Reputation: 567
I would like to know how I can remove specific words, including stopwords, from a list of list like this:
my_list=[[],
[],
['A'],
['SB'],
[],
['NMR'],
[],
['ISSN'],
[],
[],
[],
['OF', 'USA'],
[],
['THE'],
['HOME'],
[],
[],
['STAR'],
[]]
If it was a list of strings, I would have applied something like the following:
from collections import Counter
stop_words = stopwords.words('english')
text = ' '.join([word for word in my_list if word not in stop_words])
I would need to plot it at the end doing something like this:
counts= Counter(chain.from_iterable(my_list))

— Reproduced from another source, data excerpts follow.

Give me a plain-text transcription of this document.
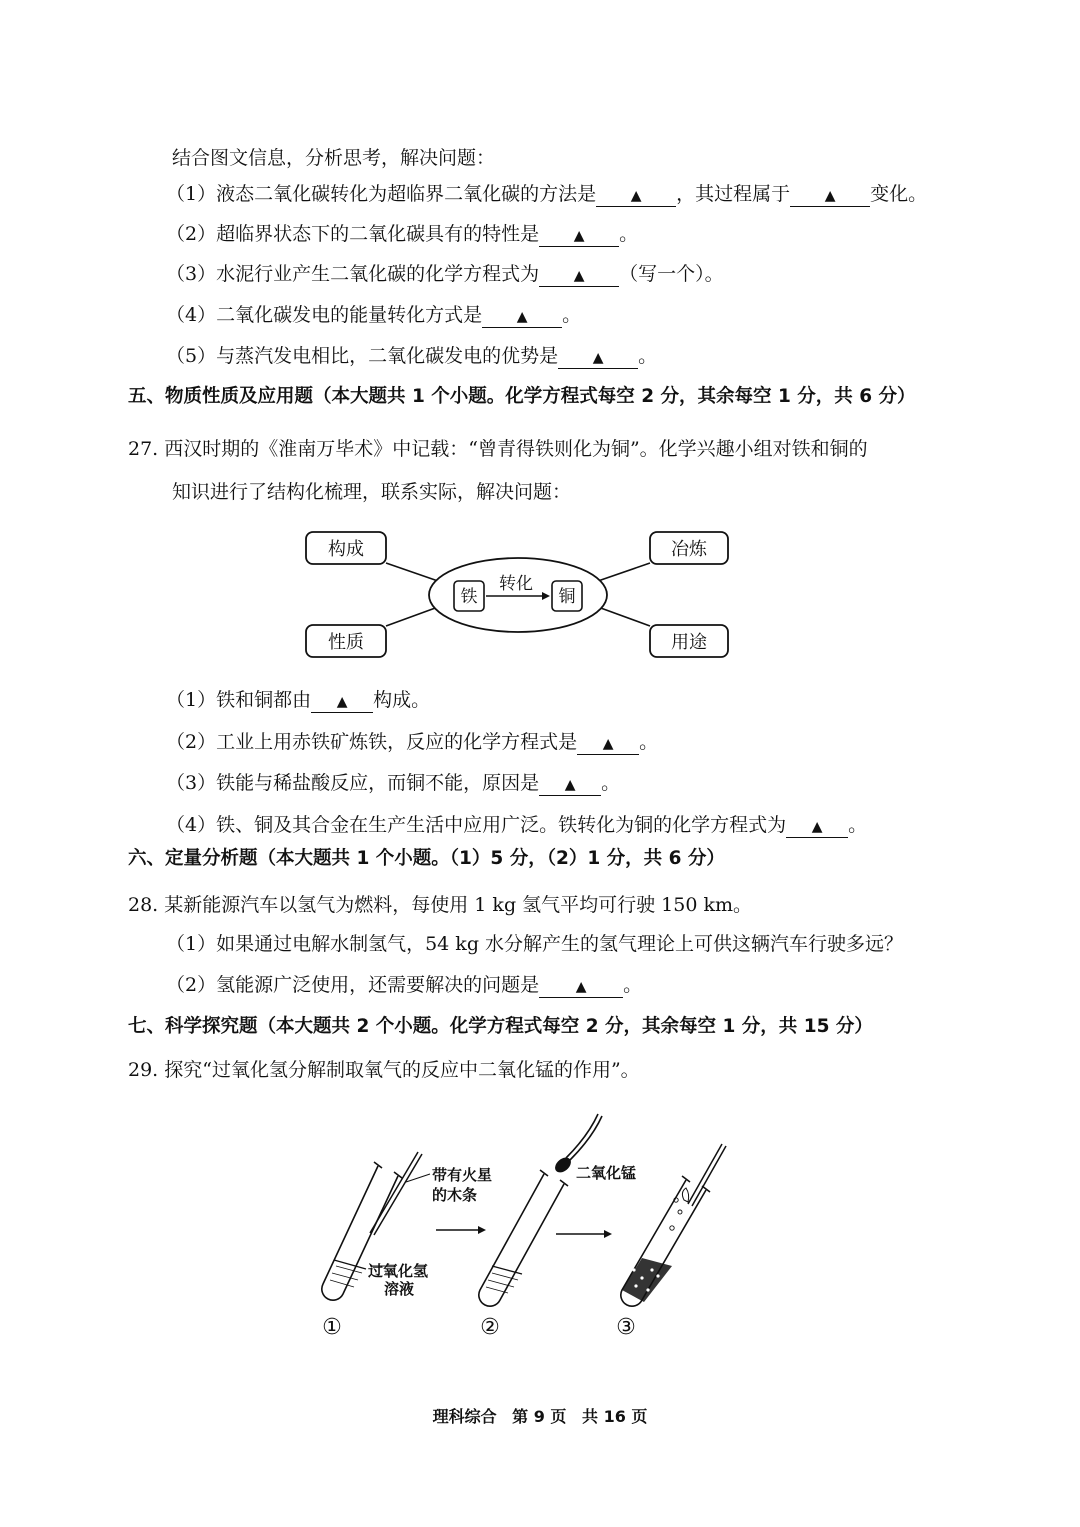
结合图文信息，分析思考，解决问题：
（1）液态二氧化碳转化为超临界二氧化碳的方法是 ▲ ，其过程属于 ▲ 变化。
（2）超临界状态下的二氧化碳具有的特性是 ▲ 。
（3）水泥行业产生二氧化碳的化学方程式为 ▲ （写一个）。
（4）二氧化碳发电的能量转化方式是 ▲ 。
（5）与蒸汽发电相比，二氧化碳发电的优势是 ▲ 。
五、物质性质及应用题（本大题共 1 个小题。化学方程式每空 2 分，其余每空 1 分，共 6 分）
27. 西汉时期的《淮南万毕术》中记载：“曾青得铁则化为铜”。化学兴趣小组对铁和铜的
知识进行了结构化梳理，联系实际，解决问题：
构成	冶炼
性质	用途
铁	铜
转化
（1）铁和铜都由 ▲ 构成。
（2）工业上用赤铁矿炼铁，反应的化学方程式是 ▲ 。
（3）铁能与稀盐酸反应，而铜不能，原因是 ▲ 。
（4）铁、铜及其合金在生产生活中应用广泛。铁转化为铜的化学方程式为 ▲ 。
六、定量分析题（本大题共 1 个小题。（1）5 分，（2）1 分，共 6 分）
28. 某新能源汽车以氢气为燃料，每使用 1 kg 氢气平均可行驶 150 km。
（1）如果通过电解水制氢气，54 kg 水分解产生的氢气理论上可供这辆汽车行驶多远？
（2）氢能源广泛使用，还需要解决的问题是	▲ 。
七、科学探究题（本大题共 2 个小题。化学方程式每空 2 分，其余每空 1 分，共 15 分）
29. 探究“过氧化氢分解制取氧气的反应中二氧化锰的作用”。
带有火星
的木条
过氧化氢
溶液
①
二氧化锰
②	③
理科综合 第 9 页 共 16 页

plt.bar(*zip(*counts.most_common(20)))
plt.show()
Expected list to be plotted:
my_list=[[],
[],
['SB'],
[],
['NMR'],
[],
['ISSN'],
[],
[],
[],
['USA'],
[],
['HOME'],
[],
[],
['STAR'],
[]]
Upvotes: 0
Views: 1009
Reputation: 780724
Loop through my_words
, replacing each nested list with the list with stop words removed. You can use set difference to remove the words.
stop_words = stopwords.words('english')
my_list = [list(set(sublist).difference(stop_words)) for sublist in my_list]
It gets a little more complicated to do the comparisons case insensitively, as you can't use the built-in set difference method.
my_list = [[word for word in sublist if word.lower() not in stop_words] for sublist in my_list]
Upvotes: 3